A DUI arrest can be a traumatic experience. But even after the arrest, you are left to agonize over whether you will end up doing time in the Orange County jail when your case is resolved. Whether you do end up serving jail time or not will depend on many factors. These factors include: any prior DUI convictions; any aggravating factors such as excessive speed, a very high blood-alcohol level, a child in the car, an accident, hit and run, resisting the police.

DUI Punishment In Orange County

A first-offense DUI with no prior DUI convictions is punishable by up to six months in the Orange County jail. However, if there are none of the aggravating factors listed above, the DA or the judge will likely offer you or your DUI lawyer a “no jail” deal. However, if there are one or more of the aggravating factors above, you may face mandatory jail time.

Moreover, if you have a prior DUI conviction within the past ten years, you also face mandatory jail time. A second offense DUI is punishable by up to one year in the Orange County jail. In Orange County, the typical offer for a second-offense DUI without any aggravating factors is 60-days in the Orange County jail. Some aggravating factors, such as a “speed enhancement”, require additional mandatory jail time. (60-days additional for speed enhancement)

A third-offense within ten years, with no aggravating factors, typically draws eight to ten months of jail time in Orange County. A fourth-offense is almost always charged as a felony and is punishable by up to three years in the state prison.

Possible defenses

The first thing your DUI attorney will do is evaluate your case for a possible defense. Some defenses include:

  1. Rising Defense

When you consume alcohol, your blood alcohol constantly changes as the alcohol moves from your stomach to your blood, and then eliminated. So, for example, if a driver has two shots of alcohol just before leaving the bar, and is pulled over right after leaving the bar, most of the alcohol is still in that driver’s stomach, and not in the blood. So if that driver takes a breath test 30-minutes after driving, that test will only tell us what the driver’s blood-alcohol content is 30 minutes after driving. Of course, by then, the alcohol has moved from the driver’s stomach to their blood. So, if the driver blows a 0.09% 30 minutes after driving, it is likely that their blood-alcohol level was well below that at the time of driving. This is called the rising defense because the blood-alcohol level was rising during the arrest procedure.

2. No drive

The DA must prove that you were driving the car. In some cases, the police arrive long after the driving occurred and the police never witnessed any driving. If the DA doesn’t have enough evidence to prove driving, this can be fatal to the DA’s case.

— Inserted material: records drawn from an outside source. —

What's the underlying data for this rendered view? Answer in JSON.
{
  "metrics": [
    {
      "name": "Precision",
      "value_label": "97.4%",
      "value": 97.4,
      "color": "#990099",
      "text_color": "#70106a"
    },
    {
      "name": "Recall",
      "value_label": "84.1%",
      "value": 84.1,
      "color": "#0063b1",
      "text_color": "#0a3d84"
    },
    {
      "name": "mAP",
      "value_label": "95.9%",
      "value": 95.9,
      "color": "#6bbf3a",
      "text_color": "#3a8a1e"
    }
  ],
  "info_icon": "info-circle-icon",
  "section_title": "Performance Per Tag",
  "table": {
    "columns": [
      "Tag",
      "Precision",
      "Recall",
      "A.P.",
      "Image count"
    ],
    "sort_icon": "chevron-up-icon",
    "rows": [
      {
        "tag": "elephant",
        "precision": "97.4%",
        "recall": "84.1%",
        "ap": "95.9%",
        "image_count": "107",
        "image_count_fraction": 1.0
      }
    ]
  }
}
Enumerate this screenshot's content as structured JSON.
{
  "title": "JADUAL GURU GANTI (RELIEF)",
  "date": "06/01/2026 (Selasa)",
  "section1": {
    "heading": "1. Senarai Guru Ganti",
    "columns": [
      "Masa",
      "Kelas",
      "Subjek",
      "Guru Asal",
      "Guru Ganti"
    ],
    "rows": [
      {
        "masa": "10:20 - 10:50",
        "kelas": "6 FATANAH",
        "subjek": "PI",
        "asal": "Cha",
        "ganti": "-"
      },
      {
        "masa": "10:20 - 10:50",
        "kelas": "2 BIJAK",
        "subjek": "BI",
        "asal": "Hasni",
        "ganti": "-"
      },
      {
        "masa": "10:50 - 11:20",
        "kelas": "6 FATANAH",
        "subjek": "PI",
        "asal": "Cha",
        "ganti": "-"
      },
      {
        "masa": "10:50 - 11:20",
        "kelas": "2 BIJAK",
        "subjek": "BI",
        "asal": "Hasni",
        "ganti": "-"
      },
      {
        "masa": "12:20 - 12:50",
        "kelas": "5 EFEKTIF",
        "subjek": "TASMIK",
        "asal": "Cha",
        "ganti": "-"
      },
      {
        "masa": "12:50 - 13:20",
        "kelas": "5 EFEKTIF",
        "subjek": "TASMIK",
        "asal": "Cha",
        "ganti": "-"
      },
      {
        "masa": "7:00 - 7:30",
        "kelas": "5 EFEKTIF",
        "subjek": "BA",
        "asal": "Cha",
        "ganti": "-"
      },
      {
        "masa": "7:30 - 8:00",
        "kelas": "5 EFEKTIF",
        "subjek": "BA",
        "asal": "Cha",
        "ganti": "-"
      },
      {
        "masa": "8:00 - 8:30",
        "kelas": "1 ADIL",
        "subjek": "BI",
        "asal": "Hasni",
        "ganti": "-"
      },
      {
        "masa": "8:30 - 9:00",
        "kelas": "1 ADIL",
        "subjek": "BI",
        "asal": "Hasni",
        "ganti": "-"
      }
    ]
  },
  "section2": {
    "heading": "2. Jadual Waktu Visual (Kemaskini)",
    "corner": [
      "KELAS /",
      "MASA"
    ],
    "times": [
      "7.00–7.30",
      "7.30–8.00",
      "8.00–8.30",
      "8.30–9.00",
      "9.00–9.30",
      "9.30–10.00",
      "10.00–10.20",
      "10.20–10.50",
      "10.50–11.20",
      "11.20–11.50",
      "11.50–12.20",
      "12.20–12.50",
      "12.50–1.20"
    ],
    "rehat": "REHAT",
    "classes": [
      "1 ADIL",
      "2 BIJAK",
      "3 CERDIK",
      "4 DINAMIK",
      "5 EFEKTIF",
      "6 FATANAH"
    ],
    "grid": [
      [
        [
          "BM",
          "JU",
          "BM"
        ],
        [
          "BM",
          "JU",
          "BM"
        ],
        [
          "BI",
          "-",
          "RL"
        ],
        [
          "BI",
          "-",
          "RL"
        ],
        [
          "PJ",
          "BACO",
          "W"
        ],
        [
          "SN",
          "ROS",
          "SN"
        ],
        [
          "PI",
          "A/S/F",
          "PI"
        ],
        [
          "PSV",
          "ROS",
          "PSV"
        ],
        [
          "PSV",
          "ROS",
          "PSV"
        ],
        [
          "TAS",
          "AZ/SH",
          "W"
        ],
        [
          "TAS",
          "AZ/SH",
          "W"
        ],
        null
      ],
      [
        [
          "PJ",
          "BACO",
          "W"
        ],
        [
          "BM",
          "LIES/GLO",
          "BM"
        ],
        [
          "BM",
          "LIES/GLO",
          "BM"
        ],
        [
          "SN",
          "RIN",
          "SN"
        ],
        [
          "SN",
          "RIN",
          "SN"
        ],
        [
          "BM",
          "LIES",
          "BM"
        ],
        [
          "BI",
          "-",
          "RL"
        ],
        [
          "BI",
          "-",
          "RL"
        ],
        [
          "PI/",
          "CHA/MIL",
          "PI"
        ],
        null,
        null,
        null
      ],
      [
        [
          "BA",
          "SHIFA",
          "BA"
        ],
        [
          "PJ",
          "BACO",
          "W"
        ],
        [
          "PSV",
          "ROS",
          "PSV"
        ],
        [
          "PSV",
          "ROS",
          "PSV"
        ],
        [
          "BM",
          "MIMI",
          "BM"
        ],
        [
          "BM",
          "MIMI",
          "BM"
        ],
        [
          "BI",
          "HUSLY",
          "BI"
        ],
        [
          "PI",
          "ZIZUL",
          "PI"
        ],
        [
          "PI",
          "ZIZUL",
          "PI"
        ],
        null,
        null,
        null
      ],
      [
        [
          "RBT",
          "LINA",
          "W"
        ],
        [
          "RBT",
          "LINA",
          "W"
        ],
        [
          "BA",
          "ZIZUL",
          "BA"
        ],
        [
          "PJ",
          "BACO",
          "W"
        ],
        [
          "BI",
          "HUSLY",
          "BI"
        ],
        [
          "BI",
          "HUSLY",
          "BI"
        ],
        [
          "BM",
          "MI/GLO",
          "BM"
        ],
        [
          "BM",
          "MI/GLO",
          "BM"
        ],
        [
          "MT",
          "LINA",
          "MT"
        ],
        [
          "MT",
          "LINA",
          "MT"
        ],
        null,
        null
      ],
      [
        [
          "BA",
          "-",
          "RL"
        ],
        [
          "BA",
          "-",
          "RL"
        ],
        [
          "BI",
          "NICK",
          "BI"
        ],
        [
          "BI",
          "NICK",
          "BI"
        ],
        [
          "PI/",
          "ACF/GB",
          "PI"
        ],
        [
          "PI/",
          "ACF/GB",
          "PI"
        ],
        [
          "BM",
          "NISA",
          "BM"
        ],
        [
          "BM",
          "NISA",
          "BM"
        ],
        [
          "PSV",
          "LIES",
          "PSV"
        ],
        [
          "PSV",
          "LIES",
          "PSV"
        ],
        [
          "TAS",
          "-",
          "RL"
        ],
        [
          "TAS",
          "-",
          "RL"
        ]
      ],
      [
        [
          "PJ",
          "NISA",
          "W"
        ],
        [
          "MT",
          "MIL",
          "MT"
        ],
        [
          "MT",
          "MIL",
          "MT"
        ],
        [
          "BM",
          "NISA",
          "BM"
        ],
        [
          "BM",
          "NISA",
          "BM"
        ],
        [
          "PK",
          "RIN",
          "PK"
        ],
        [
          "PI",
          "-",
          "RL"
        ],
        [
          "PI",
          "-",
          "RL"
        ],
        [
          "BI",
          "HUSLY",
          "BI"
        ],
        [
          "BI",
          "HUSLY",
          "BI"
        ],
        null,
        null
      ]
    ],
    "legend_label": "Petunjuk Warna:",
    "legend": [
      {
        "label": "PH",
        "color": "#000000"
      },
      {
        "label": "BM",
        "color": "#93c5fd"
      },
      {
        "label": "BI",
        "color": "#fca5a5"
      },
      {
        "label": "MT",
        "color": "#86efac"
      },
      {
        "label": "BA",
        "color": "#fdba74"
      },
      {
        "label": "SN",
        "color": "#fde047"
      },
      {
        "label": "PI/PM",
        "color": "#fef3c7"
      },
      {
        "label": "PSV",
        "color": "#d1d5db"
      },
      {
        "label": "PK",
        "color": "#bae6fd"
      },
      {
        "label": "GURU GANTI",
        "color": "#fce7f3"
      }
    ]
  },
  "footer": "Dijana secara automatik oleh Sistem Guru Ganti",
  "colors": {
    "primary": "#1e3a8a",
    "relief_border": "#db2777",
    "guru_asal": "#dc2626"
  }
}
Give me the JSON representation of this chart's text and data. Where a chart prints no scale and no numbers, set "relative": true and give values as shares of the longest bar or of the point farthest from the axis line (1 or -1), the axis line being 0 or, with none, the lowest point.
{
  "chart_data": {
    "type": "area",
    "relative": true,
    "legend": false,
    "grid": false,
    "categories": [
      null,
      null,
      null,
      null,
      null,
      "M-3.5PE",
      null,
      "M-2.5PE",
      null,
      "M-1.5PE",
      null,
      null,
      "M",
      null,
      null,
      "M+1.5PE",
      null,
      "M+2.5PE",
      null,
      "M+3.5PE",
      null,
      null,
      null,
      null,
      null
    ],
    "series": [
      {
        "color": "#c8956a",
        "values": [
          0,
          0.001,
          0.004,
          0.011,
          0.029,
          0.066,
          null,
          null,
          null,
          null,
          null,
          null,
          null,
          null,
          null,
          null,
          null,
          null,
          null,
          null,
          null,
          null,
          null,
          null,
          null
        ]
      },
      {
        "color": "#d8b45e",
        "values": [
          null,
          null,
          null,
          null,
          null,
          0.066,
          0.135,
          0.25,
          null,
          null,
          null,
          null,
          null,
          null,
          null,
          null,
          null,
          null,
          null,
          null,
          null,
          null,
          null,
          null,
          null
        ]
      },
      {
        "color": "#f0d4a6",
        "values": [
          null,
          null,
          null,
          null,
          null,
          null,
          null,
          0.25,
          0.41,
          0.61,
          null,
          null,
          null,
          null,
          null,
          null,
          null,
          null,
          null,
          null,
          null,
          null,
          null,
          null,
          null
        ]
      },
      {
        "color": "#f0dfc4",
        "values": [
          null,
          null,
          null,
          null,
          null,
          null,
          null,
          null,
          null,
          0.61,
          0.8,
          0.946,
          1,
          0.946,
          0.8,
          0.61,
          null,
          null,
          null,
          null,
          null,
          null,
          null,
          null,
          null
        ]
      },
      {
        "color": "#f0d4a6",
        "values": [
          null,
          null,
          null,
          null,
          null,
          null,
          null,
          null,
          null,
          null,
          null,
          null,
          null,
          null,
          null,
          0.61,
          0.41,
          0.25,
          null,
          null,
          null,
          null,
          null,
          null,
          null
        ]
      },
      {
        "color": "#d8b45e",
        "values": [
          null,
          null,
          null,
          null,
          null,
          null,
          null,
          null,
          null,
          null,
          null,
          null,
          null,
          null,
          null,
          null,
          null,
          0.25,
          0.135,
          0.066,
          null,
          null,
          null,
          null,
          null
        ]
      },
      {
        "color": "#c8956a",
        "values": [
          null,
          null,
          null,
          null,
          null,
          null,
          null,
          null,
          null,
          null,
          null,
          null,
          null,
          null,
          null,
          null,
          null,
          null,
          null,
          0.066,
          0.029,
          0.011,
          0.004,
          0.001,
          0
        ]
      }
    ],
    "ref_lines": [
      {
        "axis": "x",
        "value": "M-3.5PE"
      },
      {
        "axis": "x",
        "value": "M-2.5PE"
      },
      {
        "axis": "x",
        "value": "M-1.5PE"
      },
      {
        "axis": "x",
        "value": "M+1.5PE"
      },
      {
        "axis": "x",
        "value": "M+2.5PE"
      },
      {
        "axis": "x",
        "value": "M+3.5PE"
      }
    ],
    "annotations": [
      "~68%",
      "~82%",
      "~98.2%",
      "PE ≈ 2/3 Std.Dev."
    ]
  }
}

3. Improper Breath Testing

The law requires a police officer to observer someone for 15 minutes before they take a breath test to ensure that the person does not burp. A burp can bring alcohol form the stomach to the mouth and produce a false high reading on the breath test. Many police officers simply ignore this 15-minute observation period. A skilled DUI lawyer will review the video in the case to see if the officer actually performed this observation period.

Alternatives To Jail

If it looks like “jail time” is unavoidable in your case, an experienced DUI attorney will be familiar with what alternatives to jail are available. This is why it is so important to find a DUI lawyer who works every day with the judge who is handling your DUI case. Depending on the case, some alternatives include

  1. Home Confinement

This is, by far, the best alternative to jail time. If your DUI lawyer can get you this, you will wear a GPS bracelet and, for the term of your “jail sentence” be confined to your home. Moreover, you can also go to work and to the mandatory DUI alcohol program while serving home confinement. This is sometimes available for a second-offense DUI and almost never available for a third-offense DUI.

2. Private Jail

Some judges will allow a defendant to serve their jail sentence in a private jail rather than the Orange County jail The difference is huge. In a private jail, you never fear for your personal safety, as you are jailed with non-violent offenders who can afford three grand a month for a private jail. Moreover, you are allowed to leave jail for 12-hours a day to go to work.

3. Caltrans/Physical Labor

In some cases, the court will allow you to serve your time by picking up trash on the side of the road. This can often be done on the weekends so as not to interfere with your work.

4. Residential Alcohol Treatment Program

Again, depending on the judge, your DUI attorney may be able to secure a deal where you serve your time in a residential alcohol treatment facility instead of a jail cell. This option also allows you to continue working.

5. DUI Court Program

This a a year-and-a-half long program where you receive treatment through the Orange County Health Department and are constantly monitored and tested by Probation. It is a program designed for those with a serious addiction and is extremely intensive. If you successfully complete it, all jail time is vacated.